Similarly, in ad hoc networks, a given device knows only the locations of the devices in its immediate vicinity; it doesn’t know the layout of the network as a whole. An algorithm that uses random walks to aggregate information from multiple devices would be much easier to implement than one that has to characterize the network as a whole.
The researchers’ result is surprising because, at every step of a random walk, the explorer has a significant likelihood of returning to a cell that it has already visited. An estimate derived from random walks thus has a much higher chance of oversampling particular cells than one based on random sampling does.
Initially, Musco says, he and his colleagues assumed that this was a liability that an algorithm for estimating population density would have to overcome. But their attempts to filter out oversampled data seemed to worsen their algorithm’s performance rather than improve it. Ultimately, the were able to explain why, theoretically.
“If you’re randomly walking around a grid, you’re not going to bump into everybody, because you’re not going to cross the whole grid,” Musco says. “So there’s somebody on the far side of the grid that I have pretty much a zero percent chance of bumping into. But while I’ll bump into those guys less, I’ll bump into local guys more. I need to count all my interactions with the local guys to make up for the fact that there are these faraway guys that I’m never going to bump into. It sort of perfectly balances out. It’s really easy to prove that, but it’s not very intuitive, so it took us a while to realize this.”
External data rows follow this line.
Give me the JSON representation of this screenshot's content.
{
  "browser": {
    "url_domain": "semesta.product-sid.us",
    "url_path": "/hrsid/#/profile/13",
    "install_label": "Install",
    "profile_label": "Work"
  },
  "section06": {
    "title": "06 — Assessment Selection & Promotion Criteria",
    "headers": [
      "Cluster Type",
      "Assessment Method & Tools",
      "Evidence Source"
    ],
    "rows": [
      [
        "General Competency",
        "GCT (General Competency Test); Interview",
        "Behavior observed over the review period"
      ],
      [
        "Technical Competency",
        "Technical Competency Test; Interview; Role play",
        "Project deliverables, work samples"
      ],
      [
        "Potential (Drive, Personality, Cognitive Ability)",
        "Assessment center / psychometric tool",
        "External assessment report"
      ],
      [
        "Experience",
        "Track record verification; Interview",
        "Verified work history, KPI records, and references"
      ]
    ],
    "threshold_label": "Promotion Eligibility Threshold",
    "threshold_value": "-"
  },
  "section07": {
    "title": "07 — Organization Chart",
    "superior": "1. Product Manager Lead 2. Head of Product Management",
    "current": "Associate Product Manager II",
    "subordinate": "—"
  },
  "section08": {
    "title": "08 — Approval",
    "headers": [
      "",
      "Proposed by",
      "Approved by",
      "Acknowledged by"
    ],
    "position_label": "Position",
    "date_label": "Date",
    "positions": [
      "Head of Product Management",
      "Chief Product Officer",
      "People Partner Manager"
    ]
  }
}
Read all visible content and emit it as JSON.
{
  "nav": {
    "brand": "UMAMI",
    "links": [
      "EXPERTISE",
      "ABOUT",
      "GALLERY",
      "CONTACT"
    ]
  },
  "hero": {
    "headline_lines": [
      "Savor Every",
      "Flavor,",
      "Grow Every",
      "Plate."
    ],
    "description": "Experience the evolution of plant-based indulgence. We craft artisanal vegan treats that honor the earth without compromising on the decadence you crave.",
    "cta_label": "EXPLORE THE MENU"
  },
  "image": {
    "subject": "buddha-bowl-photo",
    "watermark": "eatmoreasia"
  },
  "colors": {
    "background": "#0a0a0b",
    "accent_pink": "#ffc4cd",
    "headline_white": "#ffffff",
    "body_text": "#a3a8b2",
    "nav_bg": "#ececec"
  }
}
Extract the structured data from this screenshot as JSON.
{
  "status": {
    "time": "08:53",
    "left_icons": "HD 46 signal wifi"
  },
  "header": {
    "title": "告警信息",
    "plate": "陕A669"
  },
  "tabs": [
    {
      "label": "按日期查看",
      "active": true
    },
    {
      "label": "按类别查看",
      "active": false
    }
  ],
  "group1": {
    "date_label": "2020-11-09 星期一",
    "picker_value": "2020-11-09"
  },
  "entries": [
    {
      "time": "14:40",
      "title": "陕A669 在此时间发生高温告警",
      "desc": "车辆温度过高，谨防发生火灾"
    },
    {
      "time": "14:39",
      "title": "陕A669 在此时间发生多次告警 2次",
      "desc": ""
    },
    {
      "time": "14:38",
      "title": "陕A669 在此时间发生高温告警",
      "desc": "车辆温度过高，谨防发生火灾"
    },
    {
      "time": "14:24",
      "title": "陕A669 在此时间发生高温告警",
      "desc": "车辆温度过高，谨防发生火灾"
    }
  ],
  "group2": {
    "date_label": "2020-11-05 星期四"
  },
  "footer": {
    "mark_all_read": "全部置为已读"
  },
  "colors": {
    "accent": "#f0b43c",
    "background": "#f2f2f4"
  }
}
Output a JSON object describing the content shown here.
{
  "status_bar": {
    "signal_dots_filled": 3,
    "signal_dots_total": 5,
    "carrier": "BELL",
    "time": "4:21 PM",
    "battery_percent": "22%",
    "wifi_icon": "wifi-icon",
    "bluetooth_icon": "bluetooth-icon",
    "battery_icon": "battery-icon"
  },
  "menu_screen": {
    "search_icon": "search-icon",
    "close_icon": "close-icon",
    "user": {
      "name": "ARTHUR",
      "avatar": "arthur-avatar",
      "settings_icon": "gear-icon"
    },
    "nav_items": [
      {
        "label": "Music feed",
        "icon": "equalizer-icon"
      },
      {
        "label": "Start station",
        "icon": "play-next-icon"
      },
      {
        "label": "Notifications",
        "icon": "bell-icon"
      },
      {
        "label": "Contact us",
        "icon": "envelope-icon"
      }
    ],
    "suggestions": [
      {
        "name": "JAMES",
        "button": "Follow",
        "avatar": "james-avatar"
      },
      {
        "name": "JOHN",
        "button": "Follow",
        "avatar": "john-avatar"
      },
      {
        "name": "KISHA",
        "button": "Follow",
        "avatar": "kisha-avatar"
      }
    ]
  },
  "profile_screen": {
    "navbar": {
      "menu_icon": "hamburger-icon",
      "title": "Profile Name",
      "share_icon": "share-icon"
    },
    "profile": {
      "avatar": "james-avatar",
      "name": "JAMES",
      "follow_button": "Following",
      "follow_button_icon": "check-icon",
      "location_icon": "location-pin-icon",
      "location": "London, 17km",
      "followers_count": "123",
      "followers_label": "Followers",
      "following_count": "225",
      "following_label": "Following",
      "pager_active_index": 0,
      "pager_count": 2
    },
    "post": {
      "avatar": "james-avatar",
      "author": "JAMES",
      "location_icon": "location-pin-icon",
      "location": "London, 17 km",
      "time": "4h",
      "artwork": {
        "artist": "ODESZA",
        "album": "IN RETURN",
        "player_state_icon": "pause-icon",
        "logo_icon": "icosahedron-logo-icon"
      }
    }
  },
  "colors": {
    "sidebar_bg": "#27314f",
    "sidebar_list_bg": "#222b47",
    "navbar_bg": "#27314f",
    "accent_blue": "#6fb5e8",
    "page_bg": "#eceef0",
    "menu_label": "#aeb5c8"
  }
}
The grid that the researchers used to model the ants’ environment is just a special instance of a data structure called a graph. A graph consists of nodes, typically represented by circles, and edges, typically represented as line segments connecting nodes. In the grid, each cell is a node, and it shares edges only with those cells immediately adjacent to it.
The researchers’ analytic techniques, however, apply to any graph, such as one describing which members of a social network are connected, or which devices in an ad hoc network are within communication range of each other.
If the graph is not very well connected — if, for instance, it’s just a chain of nodes, each connected only to the two nodes adjacent to it — then oversampling can become a problem. In a chain of, say, 100 nodes, an explorer taking a random walk could get stuck traversing the same five or six nodes over and over again.
But as long as two random walks starting from the same node are likely to branch out in different directions, as is often the case in graphs describing communication networks, random walks remain virtually as good as random sampling.
Moreover, in the new paper, the researchers analyze random walks executed by a single explorer. Pooling observations from many explorers would converge on an accurate estimate more quickly. “If they were robots instead of ants, they could get gains by talking to each other and saying, ‘Oh, this is my estimate,'” Musco says.